Une fois le matériau mis au point, il faut le caractériser, c’est-à-dire décrire ses propriétés grâce à une série de techniques visant à déterminer sa composition, sa structure et son comportement. C’est l’activité menée ce jour-là dans les laboratoires du Département de chimie.
Un accès à des équipements de haute technologie
Depuis la création au Département de chimie de NanoQAM, le centre de recherche dédié à la synthèse et à la caractérisation de nanomatériaux, un parc d’équipements impressionnant a été constitué. Utiliser ces instruments, qui valent chacun une petite fortune, est un privilège pour les membres des équipes de recherche. «Le nouveau cours nous permet de donner aux étudiantes et étudiants du bac un accès beaucoup plus grand à ces équipements de haute technologie», mentionne le professeur.

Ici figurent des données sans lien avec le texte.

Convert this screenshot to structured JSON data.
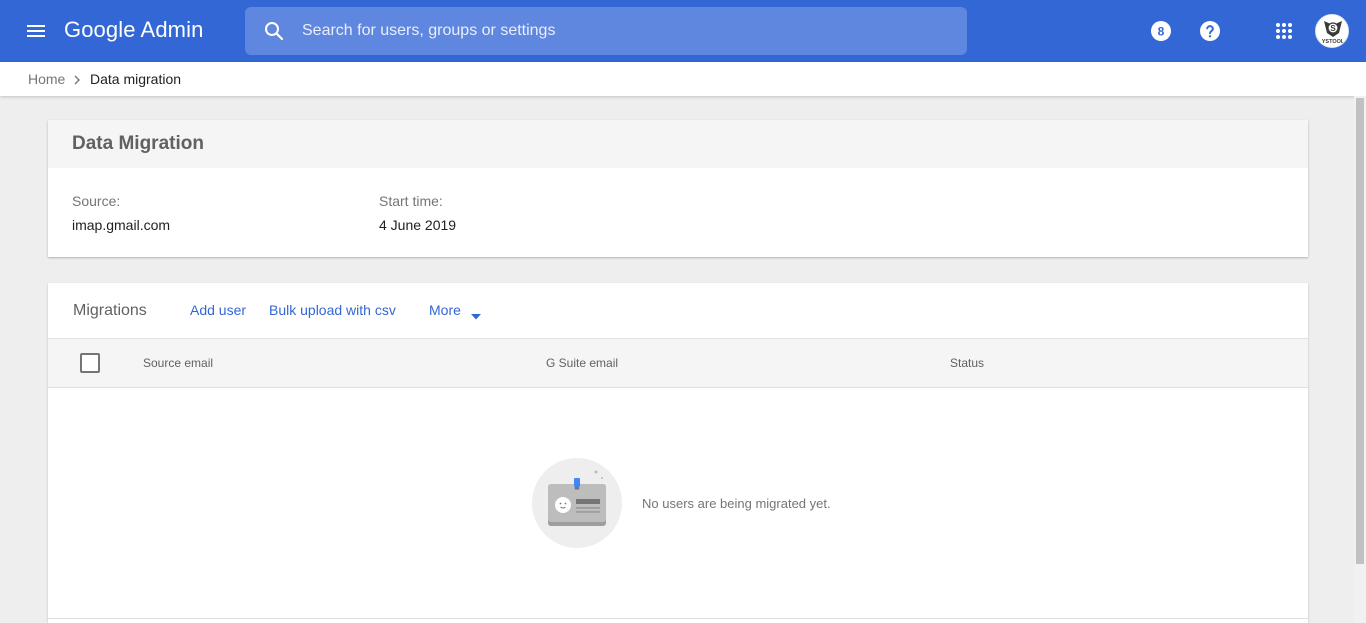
{
  "header": {
    "app_title": "Google Admin",
    "search_placeholder": "Search for users, groups or settings",
    "brand_color": "#3367d6",
    "icons": [
      "menu-icon",
      "search-icon",
      "notifications-count-icon",
      "help-icon",
      "apps-grid-icon",
      "account-avatar"
    ],
    "notification_count": "8",
    "avatar_text": "YSTOOL"
  },
  "breadcrumb": {
    "home": "Home",
    "current": "Data migration"
  },
  "info_card": {
    "title": "Data Migration",
    "source_label": "Source:",
    "source_value": "imap.gmail.com",
    "start_label": "Start time:",
    "start_value": "4 June 2019"
  },
  "migrations": {
    "title": "Migrations",
    "add_user": "Add user",
    "bulk_upload": "Bulk upload with csv",
    "more": "More",
    "columns": [
      "Source email",
      "G Suite email",
      "Status"
    ],
    "rows": [],
    "empty_message": "No users are being migrated yet."
  }
}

La technicienne Jacqueline Tieu est la colonne vertébrale du projet. C’est elle qui est en charge de fournir les matériaux et de réserver les équipements. La classe compte aussi sur l’aide de trois auxiliaires: Lucille Kuster et Samaneh Esfahani, étudiantes au doctorat, ainsi que leur collègue Maziar Jafari, un spécialiste du microscope à force atomique qui vient tout juste de défendre sa thèse.
Entre le four tubulaire, la torche à plasma, le microscope au laser, le microscope à force photo-induite, le diffractomètre de rayons X et autres équipements sophistiqués, sept ou huit tests sont nécessaires avant même de procéder au montage électrochimique, la technique expérimentale qui permettra de vérifier l’efficacité du matériau.
Ainsi, Maurielle Touko et Michael Belis testent un mélange de nickel et de molybdène. En troisième année de bac, Maurielle Touko se destine à un emploi dans l’industrie pharmaceutique. Son coéquipier, en deuxième année, travaille au Service de l’environnement de la Ville de Montréal. Il mise sur son bac pour améliorer ses perspectives de carrière.
Un vrai projet de recherche
En attendant, ils sont un peu fébriles quant aux résultats des tests sur leur matériau. «C’est stressant, dit l’étudiante, car on ne sait pas ce qui va se passer.» Tous deux adorent le cours, qui leur permet de mettre les mains à la pâte en travaillant sur un vrai projet de recherche.
Mathieu Frenette est presque aussi fébrile. Pour lui, la recherche sur l’hydrogène est incontestablement un domaine d’avenir. Avec ses collègues, il vient d’ailleurs d’obtenir un financement du Centre québécois des matériaux fonctionnels pour poursuivre le projet. «Même si nos étudiantes et nos étudiants finissent par travailler dans un autre secteur, souligne-t-il, nous contribuons à former des citoyennes et citoyens sensibilisés au fait que cela a du sens d’investir dans ce genre de recherche.»